Prevent, Detect and Recover

Most organizations spend a lot of money trying to prevent damage to information assets.  Typical measures are firewalls, anti-malware, authentication, authorization … But sadly most organizations forget there are three dimensions to proper risk management:

  1. Prevent. Measures to prevent risks from becoming reality. This is where typically most investments are done.
  2. Detect. Detect, after the fact, that something damaging happened to information assets. This is not limited to mere detection but also includes determining the actual impact.
  3. Recover. Undo the damage that was done, ideally as if nothing happened but minimally to a level accepted by the organization.

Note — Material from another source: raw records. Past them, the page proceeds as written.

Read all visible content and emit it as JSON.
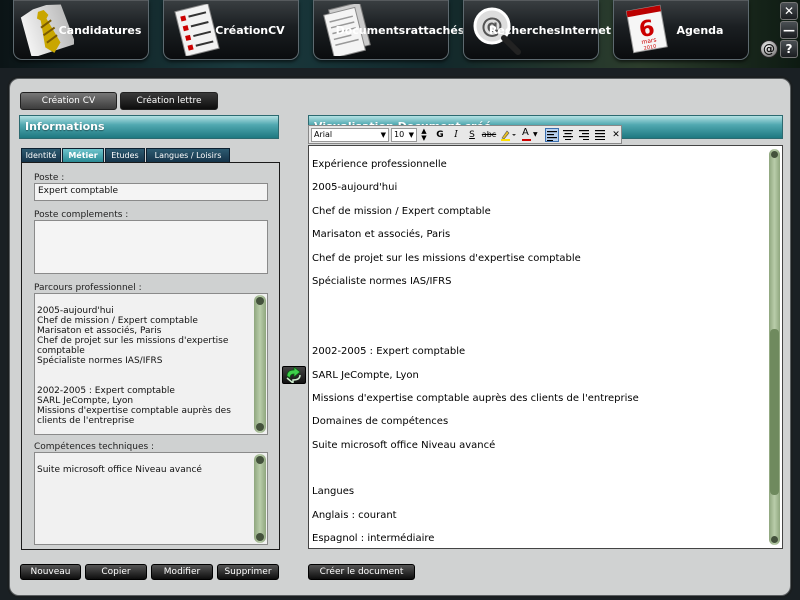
{
  "nav": {
    "candidatures": "Candidatures",
    "creation_cv_line1": "Création",
    "creation_cv_line2": "CV",
    "documents_line1": "Documents",
    "documents_line2": "rattachés",
    "recherches_line1": "Recherches",
    "recherches_line2": "Internet",
    "agenda": "Agenda",
    "calendar_day": "6",
    "calendar_month": "mars",
    "calendar_year": "2010"
  },
  "window": {
    "close_glyph": "✕",
    "minimize_glyph": "—",
    "help_glyph": "?",
    "at_glyph": "@"
  },
  "tabs": {
    "creation_cv": "Création CV",
    "creation_lettre": "Création lettre"
  },
  "left_panel": {
    "header": "Informations",
    "subtabs": [
      "Identité",
      "Métier",
      "Etudes",
      "Langues / Loisirs"
    ],
    "active_subtab": "Métier",
    "poste_label": "Poste :",
    "poste_value": "Expert comptable",
    "complements_label": "Poste complements :",
    "complements_value": "",
    "parcours_label": "Parcours professionnel :",
    "parcours_value": "2005-aujourd'hui\nChef de mission / Expert comptable\nMarisaton et associés, Paris\nChef de projet sur les missions d'expertise\ncomptable\nSpécialiste normes IAS/IFRS\n\n\n2002-2005 : Expert comptable\nSARL JeCompte, Lyon\nMissions d'expertise comptable auprès des\nclients de l'entreprise",
    "competences_label": "Compétences techniques :",
    "competences_value": "Suite microsoft office Niveau avancé"
  },
  "buttons": {
    "nouveau": "Nouveau",
    "copier": "Copier",
    "modifier": "Modifier",
    "supprimer": "Supprimer",
    "creer": "Créer le document"
  },
  "right_panel": {
    "header": "Visualisation Document créé",
    "font_family": "Arial",
    "font_size": "10",
    "bold": "G",
    "italic": "I",
    "underline": "S",
    "strike": "abc",
    "font_color": "A",
    "clear": "✕",
    "content": [
      "Expérience professionnelle",
      "2005-aujourd'hui",
      "Chef de mission / Expert comptable",
      "Marisaton et associés, Paris",
      "Chef de projet sur les missions d'expertise comptable",
      "Spécialiste normes IAS/IFRS",
      "",
      "",
      "2002-2005 : Expert comptable",
      "SARL JeCompte, Lyon",
      "Missions d'expertise comptable auprès des clients de l'entreprise",
      "Domaines de compétences",
      "Suite microsoft office Niveau avancé",
      "",
      "Langues",
      "Anglais : courant",
      "Espagnol : intermédiaire"
    ]
  },
  "colors": {
    "teal_header": "#2a8a94",
    "scroll_green": "#8fa67e",
    "panel_bg": "#d0d2d2"
  }
}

A good detection, specifically of impact, is needed to properly recover.

It is amazing how much money is spend on the first dimension and how little is spend on the other two. Yet a good information risk management consists of a good balance between all three dimensions.

  • If you are not good at detecting damage to information assets, how can you know how well your prevention is performing?
  • If you can detect an intrusion but you have no idea what they did, how can you recover?

Prevent, detect and recover is not limited to attacks from hackers, human or technical errors are as damaging as hackers.

Imagine you periodically receive a file from an external party, this file is to be processed and will result in updates to the database. A responsible organization will take typical measures like signing and encrypting the file, verifying it’s structure using a schema … all aimed at preventing damage. But what if the external party made an honest error and supplied you with the wrong file?

None of the earlier measures will prevent the damage to your database. Even if you can’t automatically detect this damage, perhaps you’ll have to wait for a phone call from the external party, you can take measures to recover. Database schema’s and the updates could be crafted in such a way that you can “rollback” the processing of the erroneous file.

Information risk management should not be limited to prevention, but balance it with detection and recovery. It should also give sufficient attention to risks originating from human or technical errors. In fact, most damage will come from this and not from malicious users or hackers.